OTT: The scars are physical, mental and financial - medical bills that have mounted over the years as she worked in factories and cleaning houses, mostly without health insurance. She has insurance now through her husband George, but there are still out-of-pocket medical expenses. In October, Rudolph went before the Birmingham City Council to ask for help. Her husband says the city ignored her.

GEORGE RUDOLPH: If you look back at the people in the Trade Towers, each one of those victims got paid. The families got, you know, they got paid. But my wife, she didn't get anything. She should be compensated.

OTT: Birmingham Mayor William Bell says he's not insensitive. He appreciates the trauma Sarah Rudolph has been through, but he says the city cannot just write her a check.
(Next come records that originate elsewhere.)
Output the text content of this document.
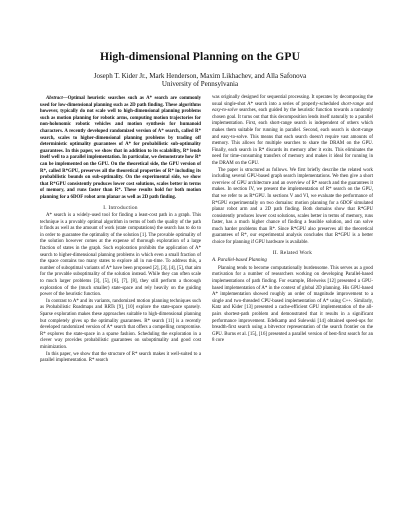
High-dimensional Planning on the GPU
Joseph T. Kider Jr., Mark Henderson, Maxim Likhachev, and Alla Safonova
University of Pennsylvania

Abstract—Optimal heuristic searches such as A* search are commonly used for low-dimensional planning such as 2D path finding. These algorithms however, typically do not scale well to high-dimensional planning problems such as motion planning for robotic arms, computing motion trajectories for non-holonomic robotic vehicles and motion synthesis for humanoid characters. A recently developed randomized version of A* search, called R* search, scales to higher-dimensional planning problems by trading off deterministic optimality guarantees of A* for probabilistic sub-optimality guarantees. In this paper, we show that in addition to its scalability, R* lends itself well to a parallel implementation. In particular, we demonstrate how R* can be implemented on the GPU. On the theoretical side, the GPU version of R*, called R*GPU, preserves all the theoretical properties of R* including its probabilistic bounds on sub-optimality. On the experimental side, we show that R*GPU consistently produces lower cost solutions, scales better in terms of memory, and runs faster than R*. These results hold for both motion planning for a 6DOF robot arm planar as well as 2D path finding.

I. Introduction

A* search is a widely-used tool for finding a least-cost path in a graph. This technique is a provably optimal algorithm in terms of both the quality of the path it finds as well as the amount of work (state computations) the search has to do to in order to guarantee the optimality of the solution [1]. The provable optimality of the solution however comes at the expense of thorough exploration of a large fraction of states in the graph. Such exploration prohibits the application of A* search to higher-dimensional planning problems in which even a small fraction of the space contains too many states to explore all in run-time. To address this, a number of suboptimal variants of A* have been proposed [2], [3], [4], [5], that aim for the provable suboptimality of the solution instead. While they can often scale to much larger problems [3], [5], [6], [7], [8], they still perform a thorough exploration of the (much smaller) state-space and rely heavily on the guiding power of the heuristic function.

In contrast to A* and its variants, randomized motion planning techniques such as Probabilistic Roadmaps and RRTs [9], [10] explore the state-space sparsely. Sparse exploration makes these approaches suitable to high-dimensional planning but completely gives up the optimality guarantees. R* search [11] is a recently developed randomized version of A* search that offers a compelling compromise. R* explores the state-space in a sparse fashion. Scheduling the exploration in a clever way provides probabilistic guarantees on suboptimality and good cost minimization.

In this paper, we show that the structure of R* search makes it well-suited to a parallel implementation. R* search

was originally designed for sequential processing. It operates by decomposing the usual single-shot A* search into a series of properly-scheduled short-range and easy-to-solve searches, each guided by the heuristic function towards a randomly chosen goal. It turns out that this decomposition lends itself naturally to a parallel implementation. First, each short-range search is independent of others which makes them suitable for running in parallel. Second, each search is short-range and easy-to-solve. This means that each search doesn't require vast amounts of memory. This allows for multiple searches to share the DRAM on the GPU. Finally, each search in R* discards its memory after it exits. This eliminates the need for time-consuming transfers of memory and makes it ideal for running in the DRAM on the GPU.

The paper is structured as follows. We first briefly describe the related work including several GPU-based graph search implementations. We then give a short overview of GPU architecture and an overview of R* search and the guarantees it makes. In section IV, we present the implementation of R* search on the GPU, that we refer to as R*GPU. In sections V and VI, we evaluate the performance of R*GPU experimentally on two domains: motion planning for a 6DOF simulated planar robot arm and a 2D path finding. Both domains show that R*GPU consistently produces lower cost solutions, scales better in terms of memory, runs faster, has a much higher chance of finding a feasible solution, and can solve much harder problems than R*. Since R*GPU also preserves all the theoretical guarantees of R*, our experimental analysis concludes that R*GPU is a better choice for planning if GPU hardware is available.

II. Related Work
A. Parallel-based Planning

Planning tends to become computationally burdensome. This serves as a good motivation for a number of researchers working on developing Parallel-based implementations of path finding. For example, Bleiweiss [12] presented a GPU-based implementation of A* in the context of global 2D planning. His GPU-based A* implementation showed roughly an order of magnitude improvement to a single and two-threaded CPU-based implementation of A* using C++. Similarly, Katz and Kider [13] presented a cache-efficient GPU implementation of the all-pairs shortest-path problem and demonstrated that it results in a significant performance improvement. Edelkamp and Sulewski [14] obtained speed-ups for breadth-first search using a bitvector representation of the search frontier on the GPU. Burns et al. [15], [16] presented a parallel version of best-first search for an 8 core
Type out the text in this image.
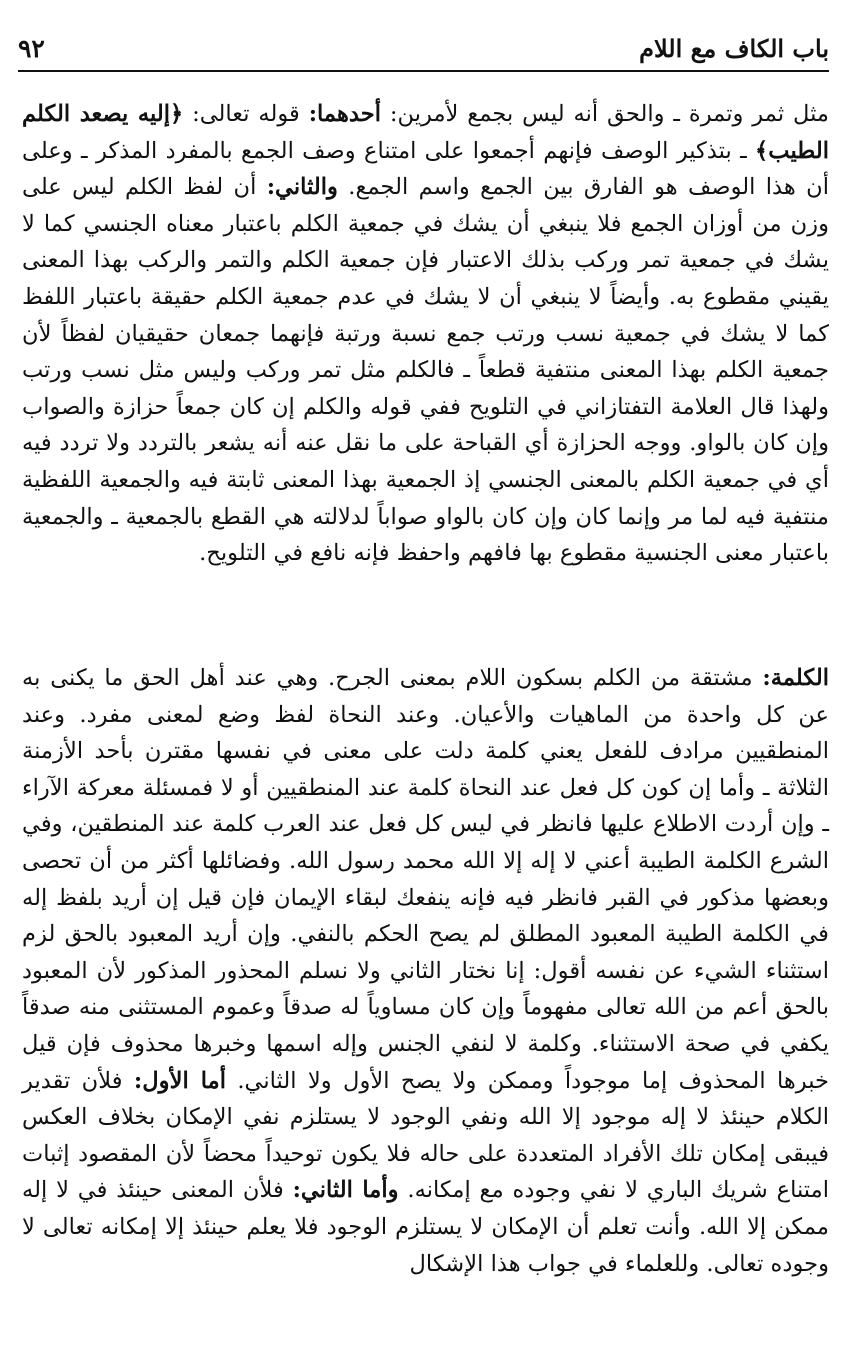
باب الكاف مع اللام
٩٢
مثل ثمر وتمرة ـ والحق أنه ليس بجمع لأمرين: أحدهما: قوله تعالى: ﴿إليه يصعد الكلم الطيب﴾ ـ بتذكير الوصف فإنهم أجمعوا على امتناع وصف الجمع بالمفرد المذكر ـ وعلى أن هذا الوصف هو الفارق بين الجمع واسم الجمع. والثاني: أن لفظ الكلم ليس على وزن من أوزان الجمع فلا ينبغي أن يشك في جمعية الكلم باعتبار معناه الجنسي كما لا يشك في جمعية تمر وركب بذلك الاعتبار فإن جمعية الكلم والتمر والركب بهذا المعنى يقيني مقطوع به. وأيضاً لا ينبغي أن لا يشك في عدم جمعية الكلم حقيقة باعتبار اللفظ كما لا يشك في جمعية نسب ورتب جمع نسبة ورتبة فإنهما جمعان حقيقيان لفظاً لأن جمعية الكلم بهذا المعنى منتفية قطعاً ـ فالكلم مثل تمر وركب وليس مثل نسب ورتب ولهذا قال العلامة التفتازاني في التلويح ففي قوله والكلم إن كان جمعاً حزازة والصواب وإن كان بالواو. ووجه الحزازة أي القباحة على ما نقل عنه أنه يشعر بالتردد ولا تردد فيه أي في جمعية الكلم بالمعنى الجنسي إذ الجمعية بهذا المعنى ثابتة فيه والجمعية اللفظية منتفية فيه لما مر وإنما كان وإن كان بالواو صواباً لدلالته هي القطع بالجمعية ـ والجمعية باعتبار معنى الجنسية مقطوع بها فافهم واحفظ فإنه نافع في التلويح.
الكلمة: مشتقة من الكلم بسكون اللام بمعنى الجرح. وهي عند أهل الحق ما يكنى به عن كل واحدة من الماهيات والأعيان. وعند النحاة لفظ وضع لمعنى مفرد. وعند المنطقيين مرادف للفعل يعني كلمة دلت على معنى في نفسها مقترن بأحد الأزمنة الثلاثة ـ وأما إن كون كل فعل عند النحاة كلمة عند المنطقيين أو لا فمسئلة معركة الآراء ـ وإن أردت الاطلاع عليها فانظر في ليس كل فعل عند العرب كلمة عند المنطقين، وفي الشرع الكلمة الطيبة أعني لا إله إلا الله محمد رسول الله. وفضائلها أكثر من أن تحصى وبعضها مذكور في القبر فانظر فيه فإنه ينفعك لبقاء الإيمان فإن قيل إن أريد بلفظ إله في الكلمة الطيبة المعبود المطلق لم يصح الحكم بالنفي. وإن أريد المعبود بالحق لزم استثناء الشيء عن نفسه أقول: إنا نختار الثاني ولا نسلم المحذور المذكور لأن المعبود بالحق أعم من الله تعالى مفهوماً وإن كان مساوياً له صدقاً وعموم المستثنى منه صدقاً يكفي في صحة الاستثناء. وكلمة لا لنفي الجنس وإله اسمها وخبرها محذوف فإن قيل خبرها المحذوف إما موجوداً وممكن ولا يصح الأول ولا الثاني. أما الأول: فلأن تقدير الكلام حينئذ لا إله موجود إلا الله ونفي الوجود لا يستلزم نفي الإمكان بخلاف العكس فيبقى إمكان تلك الأفراد المتعددة على حاله فلا يكون توحيداً محضاً لأن المقصود إثبات امتناع شريك الباري لا نفي وجوده مع إمكانه. وأما الثاني: فلأن المعنى حينئذ في لا إله ممكن إلا الله. وأنت تعلم أن الإمكان لا يستلزم الوجود فلا يعلم حينئذ إلا إمكانه تعالى لا وجوده تعالى. وللعلماء في جواب هذا الإشكال
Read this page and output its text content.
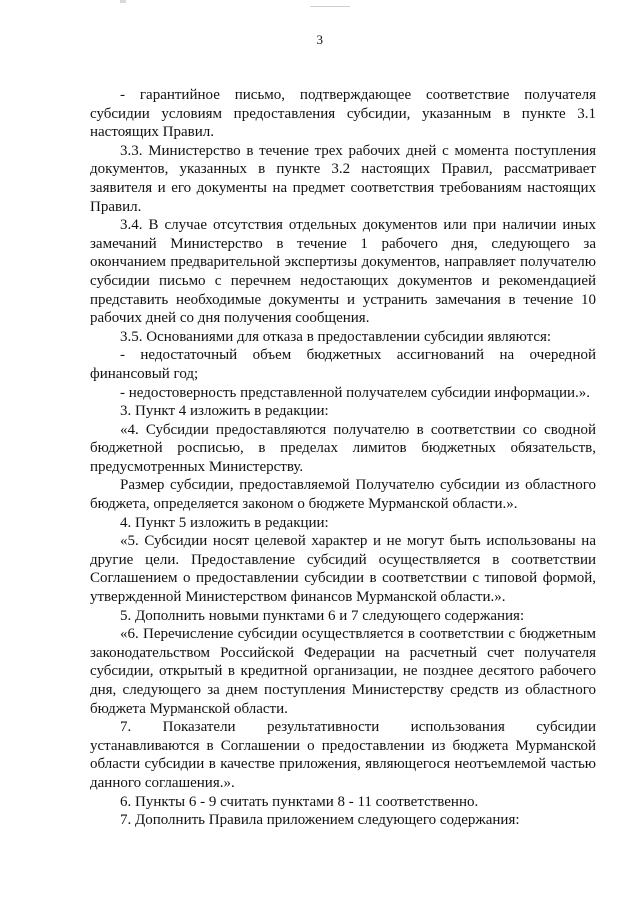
3

- гарантийное письмо, подтверждающее соответствие получателя субсидии условиям предоставления субсидии, указанным в пункте 3.1 настоящих Правил.

3.3. Министерство в течение трех рабочих дней с момента поступления документов, указанных в пункте 3.2 настоящих Правил, рассматривает заявителя и его документы на предмет соответствия требованиям настоящих Правил.

3.4. В случае отсутствия отдельных документов или при наличии иных замечаний Министерство в течение 1 рабочего дня, следующего за окончанием предварительной экспертизы документов, направляет получателю субсидии письмо с перечнем недостающих документов и рекомендацией представить необходимые документы и устранить замечания в течение 10 рабочих дней со дня получения сообщения.

3.5. Основаниями для отказа в предоставлении субсидии являются:

- недостаточный объем бюджетных ассигнований на очередной финансовый год;

- недостоверность представленной получателем субсидии информации.».

3. Пункт 4 изложить в редакции:

«4. Субсидии предоставляются получателю в соответствии со сводной бюджетной росписью, в пределах лимитов бюджетных обязательств, предусмотренных Министерству.

Размер субсидии, предоставляемой Получателю субсидии из областного бюджета, определяется законом о бюджете Мурманской области.».

4. Пункт 5 изложить в редакции:

«5. Субсидии носят целевой характер и не могут быть использованы на другие цели. Предоставление субсидий осуществляется в соответствии Соглашением о предоставлении субсидии в соответствии с типовой формой, утвержденной Министерством финансов Мурманской области.».

5. Дополнить новыми пунктами 6 и 7 следующего содержания:

«6. Перечисление субсидии осуществляется в соответствии с бюджетным законодательством Российской Федерации на расчетный счет получателя субсидии, открытый в кредитной организации, не позднее десятого рабочего дня, следующего за днем поступления Министерству средств из областного бюджета Мурманской области.

7. Показатели результативности использования субсидии устанавливаются в Соглашении о предоставлении из бюджета Мурманской области субсидии в качестве приложения, являющегося неотъемлемой частью данного соглашения.».

6. Пункты 6 - 9 считать пунктами 8 - 11 соответственно.

7. Дополнить Правила приложением следующего содержания:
BELL: When you say reparation, that puts a whole different legal terminology in place that we're not capable nor are we legally obligated to do.

OTT: Dorothy Inman-Johnson knows the dilemma from both sides. As a teenager, she participated in the children's marches in Birmingham. As an adult, she became the first black female mayor of Tallahassee, Florida.

DOROTHY INMAN-JOHNSON: But the city could have taken the lead in creating some kind of foundation or fund that other people could contribute to that would have helped her in some way. It would have been an important statement.

OTT: But that hasn't happened, and it doesn't seem like it will. Over the past 50 years, Sarah Collins Rudolph has been left out of many events commemorating the tragedy at 16th Street Baptist Church. Even many longtime Birmingham residents didn't know her story until recently. As the eyes of the world are trained on Birmingham this year, Rudolph says she'll watch from the comfort of her home. It's all she feels up to, after 50 years forgotten.

For NPR News, I'm Tanya Ott in Birmingham, Alabama.